Once again, the meddling of an adversary in Yemen has led the Saudis to take action — this time under a new king, Salman, and his ambitious son, Muhammad. Iran’s support for the Houthis today is not comparable to Egypt’s invasion of Yemen in the 1960s, but the regional context is eerily familiar. First in Iraq, then in Syria and now in Yemen, the Saudis have watched with concern as Iran gains influence amid chaos.

As if things were not bad enough, America, the Saudis’ trusted ally and longtime guarantor of their power, is making diplomatic overtures to the enemy. Seen in this context, the Saudi-led intervention represents a line in the sand — a demonstration of power aimed as much at Washington as Tehran.

In recent days, critics have asked how the Obama administration can square its support for Iran’s battle against ISIS in Iraq with opposition to Iran’s proxies in Yemen. American policy suffered from similar contradictions 50 years ago. When war broke out over Yemen in 1962, the United States had no choice but to defend its beleaguered Saudi allies. Yet the Kennedy administration was then in the midst of a delicate dance with Nasser, predicated on the belief that American influence in the Arab world required an understanding with Egypt — the Soviet Union’s most significant regional ally. Much to the frustration of the Saudis (and their ally at that time, the shah of Iran) America adopted a nuanced policy toward the conflict in Yemen that satisfied no one.

As the Saudis predicted, the attempt to restrain Nasser’s revolutionary ambitions by plying him with aid didn’t end well. Nasser persevered for several years in Yemen, Egypt gravitated toward the Soviets, and American-Egyptian relations went up in smoke on the battlefields of Sinai in 1967. The parallel with the Obama administration’s current outreach to Iran cannot be lost on the 79-year-old Saudi king.

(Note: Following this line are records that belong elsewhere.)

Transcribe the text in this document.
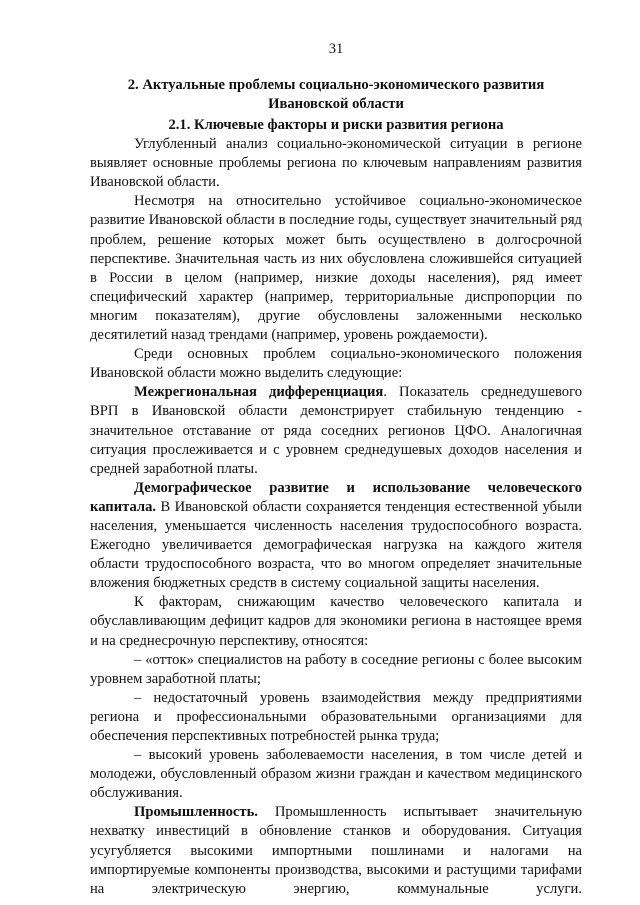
31
2. Актуальные проблемы социально-экономического развития
Ивановской области
2.1. Ключевые факторы и риски развития региона

Углубленный анализ социально-экономической ситуации в регионе выявляет основные проблемы региона по ключевым направлениям развития Ивановской области.

Несмотря на относительно устойчивое социально-экономическое развитие Ивановской области в последние годы, существует значительный ряд проблем, решение которых может быть осуществлено в долгосрочной перспективе. Значительная часть из них обусловлена сложившейся ситуацией в России в целом (например, низкие доходы населения), ряд имеет специфический характер (например, территориальные диспропорции по многим показателям), другие обусловлены заложенными несколько десятилетий назад трендами (например, уровень рождаемости).

Среди основных проблем социально-экономического положения Ивановской области можно выделить следующие:

Межрегиональная дифференциация. Показатель среднедушевого ВРП в Ивановской области демонстрирует стабильную тенденцию - значительное отставание от ряда соседних регионов ЦФО. Аналогичная ситуация прослеживается и с уровнем среднедушевых доходов населения и средней заработной платы.

Демографическое развитие и использование человеческого капитала. В Ивановской области сохраняется тенденция естественной убыли населения, уменьшается численность населения трудоспособного возраста. Ежегодно увеличивается демографическая нагрузка на каждого жителя области трудоспособного возраста, что во многом определяет значительные вложения бюджетных средств в систему социальной защиты населения.

К факторам, снижающим качество человеческого капитала и обуславливающим дефицит кадров для экономики региона в настоящее время и на среднесрочную перспективу, относятся:

– «отток» специалистов на работу в соседние регионы с более высоким уровнем заработной платы;

– недостаточный уровень взаимодействия между предприятиями региона и профессиональными образовательными организациями для обеспечения перспективных потребностей рынка труда;

– высокий уровень заболеваемости населения, в том числе детей и молодежи, обусловленный образом жизни граждан и качеством медицинского обслуживания.

Промышленность. Промышленность испытывает значительную нехватку инвестиций в обновление станков и оборудования. Ситуация усугубляется высокими импортными пошлинами и налогами на импортируемые компоненты производства, высокими и растущими тарифами на электрическую энергию, коммунальные услуги.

Ultimately, the Obama administration will have to choose whether to accommodate Iran’s leaders at the expense of America’s traditional allies or align with the Saudis and Egyptians against them. In the context of a coherent regional strategy, the crisis in Yemen could supply a useful pressure point on Iran that might enhance the chances of success in the ongoing nuclear negotiations.

An American red line in Yemen, backed by Saudi and Egyptian air power, would signal to the Iranians that relief from sanctions is contingent on ending their support for violent proxies from Yemen to Iraq and beyond. That was true of Egypt in the 1960s. It is true of Iran today.

Jesse Ferris is the author of Nasser’s Gamble: How Intervention in Yemen Caused the Six-Day War and the Decline of Egyptian Power.